Red Hat has been joined by some major heavyweight - including IBM, Cisco, and Intel - to push a more full-featured version of KVM as an alternative to VMware.
Red Hat is taking on VMware with five enterprise heavyweights through a vendor-neutral virtualisation community project based on its RHEV-M stack.
Red Hat has been joined by Cisco, IBM, Intel, NetApp and SuSE to lead oVirt Project, planning on building a pluggable hypervisor management framework along with an ecosystem of plug-in partners around its virtualisation management tool for KVM.
To seed the project and motivate the community, Red Hat is releasing the RHEV-M code to oVirt under an Apache Software Foundation (ASF) licence.
oVirt’s official launch is in early November, at a workshop day that will be hosted by networking giant Cisco at its San Jose, California, campus. The ASF’d RHEV-M code will be released to Git repositories at this event. Today oVirt consists of 13 projects with the expectation for another two to be added by November…
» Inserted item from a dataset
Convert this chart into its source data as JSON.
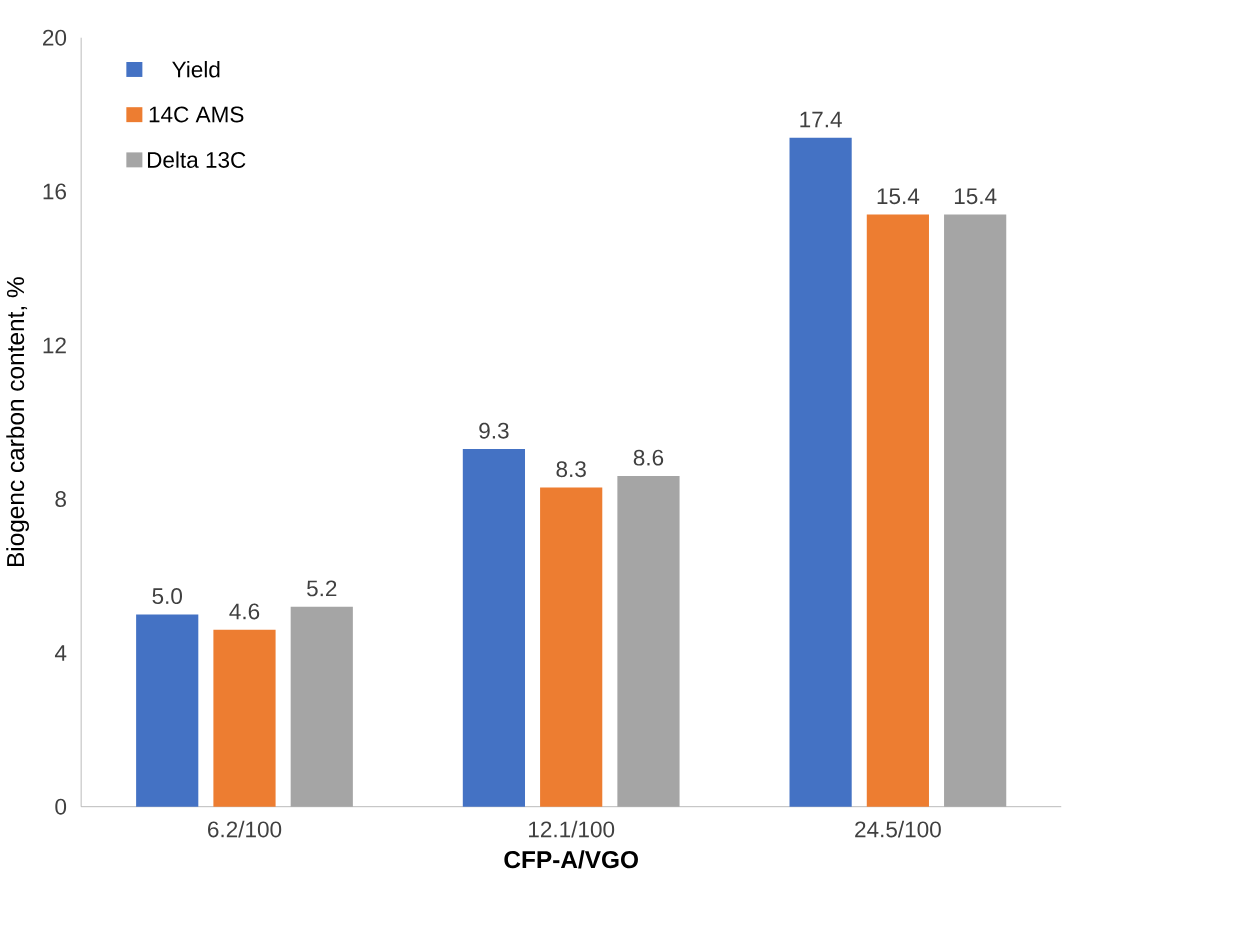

The Linux distro vendor now hopes the OVA will become heavily involved in marketing oVirt. Joining Red Hat at the OVA launch earlier this year were IBM, Hewlett-Packard, Intel, Novell, BMC, and Eucalyptus Systems; today OVA claims more than 200 members.
The idea behind oVirt is to give people who want an alternative to VMware more than just the choice of going with a Red-Hat subscription for RHEV-M or using Microsoft’s Hyper-V, Red Hat told us.
"This will make things radically different," Red Hat technical director Carl Trielof told The Reg. “Massive adopt of the technology as an alternative to VMware can only be a good thing.”
"This is going to be the first open and openly governed community that’s an alternative to VMware," he continued. The watch word here is "OpenStack", the open-cloud project Red Hat didn’t participate in because it disagreed with a governance model and direction dominated by a single company: Rackspace.
oVirt has been in development for three months with Red Hat working on the governance model in with the other five according to Trielof.
"We are not owning the community as Rackspace did around OpenStack. If we really believed there should be an open virtualisation solution then the first question is not what’s best for Red Hat, but it’s what’s best for the community and the user base. If the project thinks in those terms… then it’ll be good for us and everybody."
Red Hat won’t lose out by putting RHEV-M into the community, he claimed, because the company will continue to sell enterprise subscriptions to the hypervisor and management software. He drew an analogy between Red Hat’s patronage of Fedora and its use as part of the company’s Linux distro.
Trielof said the oVirt Project is being set up as a hybrid of Apache and Eclipse: the former being a place that hot-houses projects and elevates individuals to leadership roles based on their contributions to projects while the latter is based on the ability to build a technology framework that’s enriched through a lively ecosystem of plug-ins from ISVs and individual developers. ASF founding member Jim Jagielski is helping on oVirt board to get it established.
Red Hat went with an independent organisation rather than dropping the oVirt projects into Apache because some features in the KVM are under the GPL and LGPL.
Also, there’s no opportunity in Apache to release the hoped-for 15 oVirt projects as an integrated release – projects would have to be developed separately.
Trielof added that Red Hat wanted to create a brand and a location for the community rather than simply shunting it into Apache.
The vision is to emulate Eclipse, not just from the perspective of having an ecosystem of plug-in providers, but also in terms of delivering an integrated platform composed of projects and technologies.
Eclipse now provides an annual synchronised update for many of its projects to remove bugs and give those using and developing products on Eclipse a reliable platform. Eclipse in June put out its biggest single release so far: 62 projects, or 46 million lines of code.
Eclipse was kick-started by IBM in November 2001 as a community and technology project. IBM primed the project by donating $40m worth of source code from its Websphere Studio Workbench to create an open-source framework for Java and C++ server-side development.
The idea, on paper, was to build an open IDE framework that didn’t lock in tools partners and that saved ISVs from having to constantly re-invent the basic building blocks of IDE such as syntax editors.
Red Hat was among the founding members of Eclipse with IBM, SuSE, Borland Software – now owned by MicroFocus – TogetherSoft, borged by Borland, and others. The group expanded quickly, hitting 80 members by the end of 2003, ultimately pulling in Oracle and SAP. By the late 2000s when it came to tools, the world was represented by Eclipse on Java and Microsoft on .NET.
Eclipse consolidated IBM’s WebSphere while putting some tools vendors, like Borland, out of business and driving others into the arms of IBM. Eclipse broke out of being just an IDE project for the server in into PC and web development, business intelligence and even runtimes.
If oVirt is successful the Eclipse model might prove a burden for Red Hat as well as hurt VMware. For all the success of Eclipse and its long-list of community members, it’s been IBM that over the years has consistently provided most of the manpower and code commits.
That has meant while Eclipse has helped IBM’s Java business, IBM has been left pick up the bill on development while struggling to sell paid-for tools against Eclipse, whose price point starts at zero dollars.